Author: Jack Franklin
Publisher: Apress, 2013
Reviewer: Ian Elliot
The book really starts at Chapter 2 with a quick introduction to what jQuery is. It explains the DOM and provides a first example of using a selector to return a jQuery object. From here the book takes a fairly obvious and traditional route through jQuery's facilities - and this isn't a criticism. Chapter 3 is about traversing the DOM, although it also deals with selectors. Chapter 4 is about manipulating the DOM and it does a good job of explaining the different ways you can achieve the same result.
The only real problem with the book to this point is that it doesn't really emphasize that the jQuery results are a wrapper around a set of DOM objects - something that often confuses the beginner. It does mention it, but for me it doesn't push the idea hard enough. It also doesn't really explain the idea that jQuery uses CSS selectors for its basic selections but extends what is available for more complex operations.
Chapters 5 and 6 move us off the topic of working with the DOM and introduces jQuery's event wrapper. Here we learn about using common events, binding and unbinding events and, in Chapter 6, more advanced ideas such as event propagation and custom events. The chapters also introduce the largest example so far - an Accordion control
Chapter 7 is about animation an has more about the accordion and an example of an image slider. Chapter 8 deals with Ajax which can be an advanced topic but in this case it is kept simple. This will get you started but there is a lot more to learn about jQuery and Ajax.
Chapters 9 and 10 explain how to write a plug-in. This is a topic that could have been omitted and the space given over to topics that are more relevant for the beginner. However, if you are ready to extend jQuery, this isn't a bad introduction. Finally we have a complete example of building an image slider custom control.
There are lots of minor things that are wrong with this book, but in the main they are minor. It doesn't mention the difference between jQuery 1 and 2 in its support for different browsers. It doesn't really discuss the idea that jQuery attempts to even out the differences between browsers and that this is one of its big advantages. In fact, its use of HTML5 without much comment might even suggest to the reader that jQuery was only for modern browsers - which is far from true.

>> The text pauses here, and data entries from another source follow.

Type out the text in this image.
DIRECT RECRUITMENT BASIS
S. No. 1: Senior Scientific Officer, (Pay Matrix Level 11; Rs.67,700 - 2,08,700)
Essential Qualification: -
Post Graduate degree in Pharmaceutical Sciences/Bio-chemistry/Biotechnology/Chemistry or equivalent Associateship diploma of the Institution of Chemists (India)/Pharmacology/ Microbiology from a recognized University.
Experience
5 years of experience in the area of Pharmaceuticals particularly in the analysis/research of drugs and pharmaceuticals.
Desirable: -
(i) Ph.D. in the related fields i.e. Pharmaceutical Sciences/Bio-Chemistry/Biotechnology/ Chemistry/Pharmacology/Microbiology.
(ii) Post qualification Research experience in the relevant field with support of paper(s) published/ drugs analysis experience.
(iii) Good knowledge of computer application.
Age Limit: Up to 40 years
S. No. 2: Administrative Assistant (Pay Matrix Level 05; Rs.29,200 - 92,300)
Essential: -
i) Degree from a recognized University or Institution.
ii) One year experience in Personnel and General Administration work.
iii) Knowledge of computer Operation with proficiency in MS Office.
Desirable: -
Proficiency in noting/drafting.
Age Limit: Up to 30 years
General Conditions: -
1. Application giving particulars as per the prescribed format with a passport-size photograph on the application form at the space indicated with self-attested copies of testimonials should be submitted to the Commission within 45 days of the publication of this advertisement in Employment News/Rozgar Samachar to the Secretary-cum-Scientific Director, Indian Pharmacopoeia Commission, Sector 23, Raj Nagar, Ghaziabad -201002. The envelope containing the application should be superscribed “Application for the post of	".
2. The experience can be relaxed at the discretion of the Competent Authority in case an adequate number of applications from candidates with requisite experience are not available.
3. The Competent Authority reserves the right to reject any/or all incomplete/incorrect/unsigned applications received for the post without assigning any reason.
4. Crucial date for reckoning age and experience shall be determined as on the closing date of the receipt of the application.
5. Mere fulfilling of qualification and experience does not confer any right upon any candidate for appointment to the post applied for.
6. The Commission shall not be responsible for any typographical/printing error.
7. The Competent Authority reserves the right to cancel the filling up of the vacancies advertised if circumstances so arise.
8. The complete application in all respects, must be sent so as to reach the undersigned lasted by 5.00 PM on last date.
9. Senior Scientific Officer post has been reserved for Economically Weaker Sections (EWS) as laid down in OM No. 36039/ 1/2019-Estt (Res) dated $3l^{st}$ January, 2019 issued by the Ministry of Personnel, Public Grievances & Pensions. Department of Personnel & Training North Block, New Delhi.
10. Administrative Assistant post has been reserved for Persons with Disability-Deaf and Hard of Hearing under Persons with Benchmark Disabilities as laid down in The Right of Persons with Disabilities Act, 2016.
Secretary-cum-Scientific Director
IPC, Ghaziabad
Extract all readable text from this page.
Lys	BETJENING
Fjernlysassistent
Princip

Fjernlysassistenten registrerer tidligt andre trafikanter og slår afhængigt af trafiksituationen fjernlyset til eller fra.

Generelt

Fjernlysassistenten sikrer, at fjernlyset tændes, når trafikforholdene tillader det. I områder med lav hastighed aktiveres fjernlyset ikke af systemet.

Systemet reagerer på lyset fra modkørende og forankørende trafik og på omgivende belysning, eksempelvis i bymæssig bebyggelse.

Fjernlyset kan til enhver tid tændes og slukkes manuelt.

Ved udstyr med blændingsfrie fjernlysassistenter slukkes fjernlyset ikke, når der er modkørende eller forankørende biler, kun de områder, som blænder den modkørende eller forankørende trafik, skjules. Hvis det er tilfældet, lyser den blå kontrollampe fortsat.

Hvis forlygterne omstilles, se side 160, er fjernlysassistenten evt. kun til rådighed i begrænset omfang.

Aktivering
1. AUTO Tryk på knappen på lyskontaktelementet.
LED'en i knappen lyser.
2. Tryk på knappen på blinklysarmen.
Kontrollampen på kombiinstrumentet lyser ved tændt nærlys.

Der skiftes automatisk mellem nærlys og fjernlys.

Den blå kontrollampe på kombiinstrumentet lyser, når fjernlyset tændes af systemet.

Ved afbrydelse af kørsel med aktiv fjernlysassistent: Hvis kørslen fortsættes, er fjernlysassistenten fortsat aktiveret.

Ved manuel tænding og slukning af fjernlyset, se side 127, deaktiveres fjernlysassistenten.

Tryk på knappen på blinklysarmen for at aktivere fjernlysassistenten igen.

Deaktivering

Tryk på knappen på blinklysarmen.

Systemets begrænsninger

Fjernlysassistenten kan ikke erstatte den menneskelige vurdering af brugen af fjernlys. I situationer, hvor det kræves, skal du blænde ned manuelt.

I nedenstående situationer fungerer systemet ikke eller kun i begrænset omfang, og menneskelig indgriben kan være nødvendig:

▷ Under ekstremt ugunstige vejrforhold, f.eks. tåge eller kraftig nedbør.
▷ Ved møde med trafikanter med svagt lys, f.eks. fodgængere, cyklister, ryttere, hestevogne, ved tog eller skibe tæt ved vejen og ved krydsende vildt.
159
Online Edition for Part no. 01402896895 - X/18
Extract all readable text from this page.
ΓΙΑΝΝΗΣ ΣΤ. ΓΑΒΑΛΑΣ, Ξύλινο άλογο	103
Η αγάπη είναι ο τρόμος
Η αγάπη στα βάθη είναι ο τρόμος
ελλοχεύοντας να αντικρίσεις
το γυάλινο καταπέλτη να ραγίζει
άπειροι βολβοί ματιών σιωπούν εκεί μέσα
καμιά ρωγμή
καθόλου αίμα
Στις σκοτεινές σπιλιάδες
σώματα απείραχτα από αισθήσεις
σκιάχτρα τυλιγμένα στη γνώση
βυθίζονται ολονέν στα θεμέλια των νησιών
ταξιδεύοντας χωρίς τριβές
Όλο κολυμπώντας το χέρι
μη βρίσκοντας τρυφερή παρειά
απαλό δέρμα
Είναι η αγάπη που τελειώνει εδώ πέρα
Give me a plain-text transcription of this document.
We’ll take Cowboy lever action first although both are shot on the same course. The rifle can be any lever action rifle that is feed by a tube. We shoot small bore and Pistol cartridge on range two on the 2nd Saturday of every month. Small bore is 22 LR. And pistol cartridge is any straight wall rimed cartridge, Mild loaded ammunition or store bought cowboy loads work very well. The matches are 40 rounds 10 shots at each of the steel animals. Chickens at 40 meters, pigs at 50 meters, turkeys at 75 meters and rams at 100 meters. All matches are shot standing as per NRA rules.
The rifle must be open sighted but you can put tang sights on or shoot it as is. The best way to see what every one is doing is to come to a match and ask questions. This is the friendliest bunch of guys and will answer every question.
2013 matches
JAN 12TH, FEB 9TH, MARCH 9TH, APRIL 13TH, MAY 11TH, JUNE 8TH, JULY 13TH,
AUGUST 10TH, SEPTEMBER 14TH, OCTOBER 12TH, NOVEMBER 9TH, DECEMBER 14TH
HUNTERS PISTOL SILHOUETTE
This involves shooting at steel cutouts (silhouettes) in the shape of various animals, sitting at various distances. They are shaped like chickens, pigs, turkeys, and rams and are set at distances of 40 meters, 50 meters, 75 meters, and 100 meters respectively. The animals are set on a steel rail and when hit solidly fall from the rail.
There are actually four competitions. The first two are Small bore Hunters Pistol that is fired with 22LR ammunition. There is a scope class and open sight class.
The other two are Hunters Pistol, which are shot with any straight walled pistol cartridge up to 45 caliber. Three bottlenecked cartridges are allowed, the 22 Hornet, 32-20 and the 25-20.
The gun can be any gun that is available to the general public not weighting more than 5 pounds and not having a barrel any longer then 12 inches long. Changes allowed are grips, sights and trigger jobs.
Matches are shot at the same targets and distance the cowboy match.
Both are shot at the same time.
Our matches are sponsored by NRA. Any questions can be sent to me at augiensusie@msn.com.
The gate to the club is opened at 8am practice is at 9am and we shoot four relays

It is also important to note that it doesn't cover the use of jQuery UI at all, even though this is a part of jQuery that many beginners see as the biggest part of jQuery. This is an unfair criticism as the book is titled "Beginning jQuery" and not "Beginning jQuery with UI" or similar but the chapters on creating plug-ins could have been replaced by a quick introduction to jQuery UI to produce a book more useful to the beginner.
This book isn't a cookbook and it certainly doesn't show you any clever or advanced methods. If you are looking for big practical examples then you also won't find them in this book. Most of the examples are small and get a point across. It also doesn't deal with anything advanced - nothing on promises or the jQuery data storage - and it doesn't even cover every type of selector that jQuery supports.
If you are looking for a fairly basic and reasonably well organized introduction to jQuery, this is a good choice, but don't expect it to take you all the way.